Has normalized activity names for easy filtering.
Marks if reservation is likely required for an activity, and has a list of links.
Error messages are included.
Has fields with raw text from the website for validation or as a fallback if parsing fails.
Limitations
Special schedules may overlap with a subset of the dates of the regular schedule, so the start/end dates are only good for determining that a scheduled activity does not apply to a specific date.
Exceptions and notifications are included as raw HTML since they're freeform.
Raw data
Features / Limitations
Only basic facility information and schedule information are scraped.
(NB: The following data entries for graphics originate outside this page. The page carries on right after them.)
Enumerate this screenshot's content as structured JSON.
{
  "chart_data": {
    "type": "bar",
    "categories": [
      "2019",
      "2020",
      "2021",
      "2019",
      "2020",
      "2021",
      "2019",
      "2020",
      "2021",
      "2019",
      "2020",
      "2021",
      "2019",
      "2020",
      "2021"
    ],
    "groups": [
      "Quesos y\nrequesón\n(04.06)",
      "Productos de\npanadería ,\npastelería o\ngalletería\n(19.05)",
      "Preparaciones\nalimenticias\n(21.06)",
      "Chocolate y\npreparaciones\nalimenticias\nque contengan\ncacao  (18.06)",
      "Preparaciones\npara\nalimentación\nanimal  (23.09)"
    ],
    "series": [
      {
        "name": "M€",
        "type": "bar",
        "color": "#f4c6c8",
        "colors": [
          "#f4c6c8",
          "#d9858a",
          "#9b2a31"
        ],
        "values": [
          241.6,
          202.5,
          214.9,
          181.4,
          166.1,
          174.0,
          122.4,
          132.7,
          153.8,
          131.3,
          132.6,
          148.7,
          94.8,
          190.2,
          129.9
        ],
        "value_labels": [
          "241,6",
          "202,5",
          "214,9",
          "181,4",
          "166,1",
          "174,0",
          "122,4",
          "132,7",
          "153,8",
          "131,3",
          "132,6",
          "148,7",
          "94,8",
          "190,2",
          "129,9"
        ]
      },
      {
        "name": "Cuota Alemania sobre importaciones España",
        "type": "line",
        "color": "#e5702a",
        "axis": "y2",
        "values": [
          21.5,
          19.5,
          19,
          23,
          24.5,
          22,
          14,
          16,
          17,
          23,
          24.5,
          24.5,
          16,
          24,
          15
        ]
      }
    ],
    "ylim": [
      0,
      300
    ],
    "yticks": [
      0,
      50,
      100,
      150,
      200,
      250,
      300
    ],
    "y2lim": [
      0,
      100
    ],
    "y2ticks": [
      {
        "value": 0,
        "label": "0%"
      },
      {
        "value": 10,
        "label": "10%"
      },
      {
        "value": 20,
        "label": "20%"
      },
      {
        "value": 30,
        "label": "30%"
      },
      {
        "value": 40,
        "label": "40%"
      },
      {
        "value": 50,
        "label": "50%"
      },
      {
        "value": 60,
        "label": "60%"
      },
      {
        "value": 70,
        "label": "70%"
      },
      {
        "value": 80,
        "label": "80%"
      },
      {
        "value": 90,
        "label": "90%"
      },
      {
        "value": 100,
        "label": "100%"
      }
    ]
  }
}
This helps keep the scraper reliable and ensures the schema can be kept stable long-term.
Facility addresses are geocoded using geocodio (which has better results than pelias/geocode.earth and nominatim).
Schedule changes and facility notifications are scraped on a best-effort basis without additional parsing since these fields are inherently free-form. This helps keep the scraper reliable and reduces the likelihood of accidentally missing important information.
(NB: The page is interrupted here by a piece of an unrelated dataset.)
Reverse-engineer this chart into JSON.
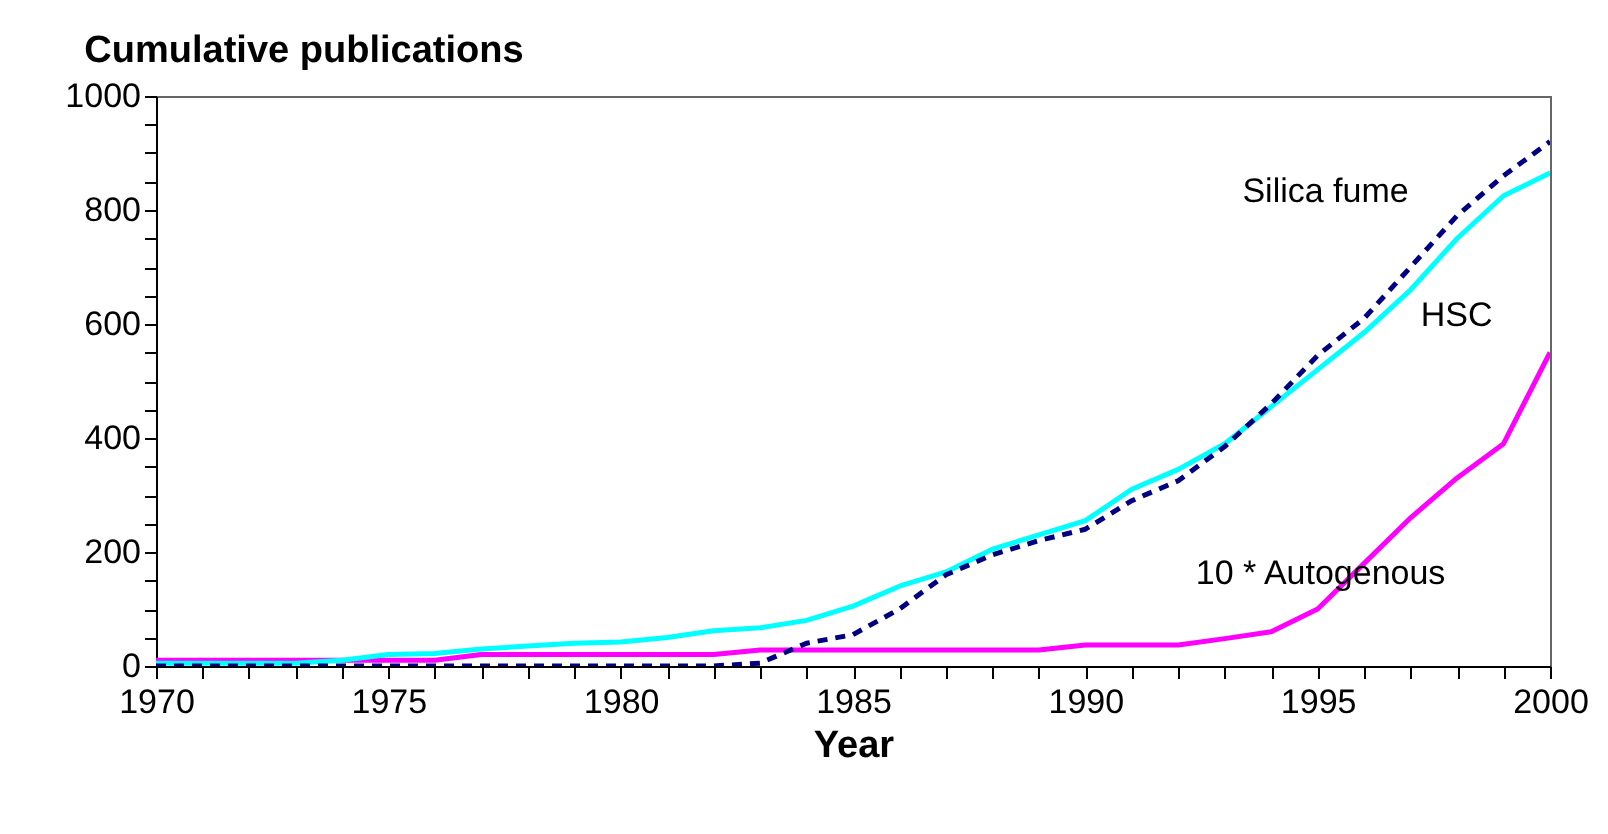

Scraped fields have minimal processing. This helps keep the scraper reliable and reduces the likelihood of accidentally missing important information.
Optional fields are available which contain best-effort parsing and normalization of scraped fields (to assist with usage), including:
Normalized schedule group name.
Normalized schedule name (facility and date range stripped).
Raw schedule date range (if stripped from the normalized schedule name).
Parsed schedule date range.
Normalized schedule activity name.
Activity time range and weekday as an integer.
Explicit reservation requirement in activity names as a boolean (typically, this is used as an exception to the default based on whether the schedule group has reservation links).
Overlapping schedules (e.g., holiday schedules) are not merged. These schedules are not consistently formatted as they are manually named and created, so although I attempt to parse time ranges, I don't use them to merge schedules. This helps keep the scraper reliable and reduces the likelihood of accidentally missing important information.
Any potential parsing problems are included in an array of error messages for each facility.
A protobuf schema is used for maintainability, but it may be changed in backwards-incompatible ways if needed.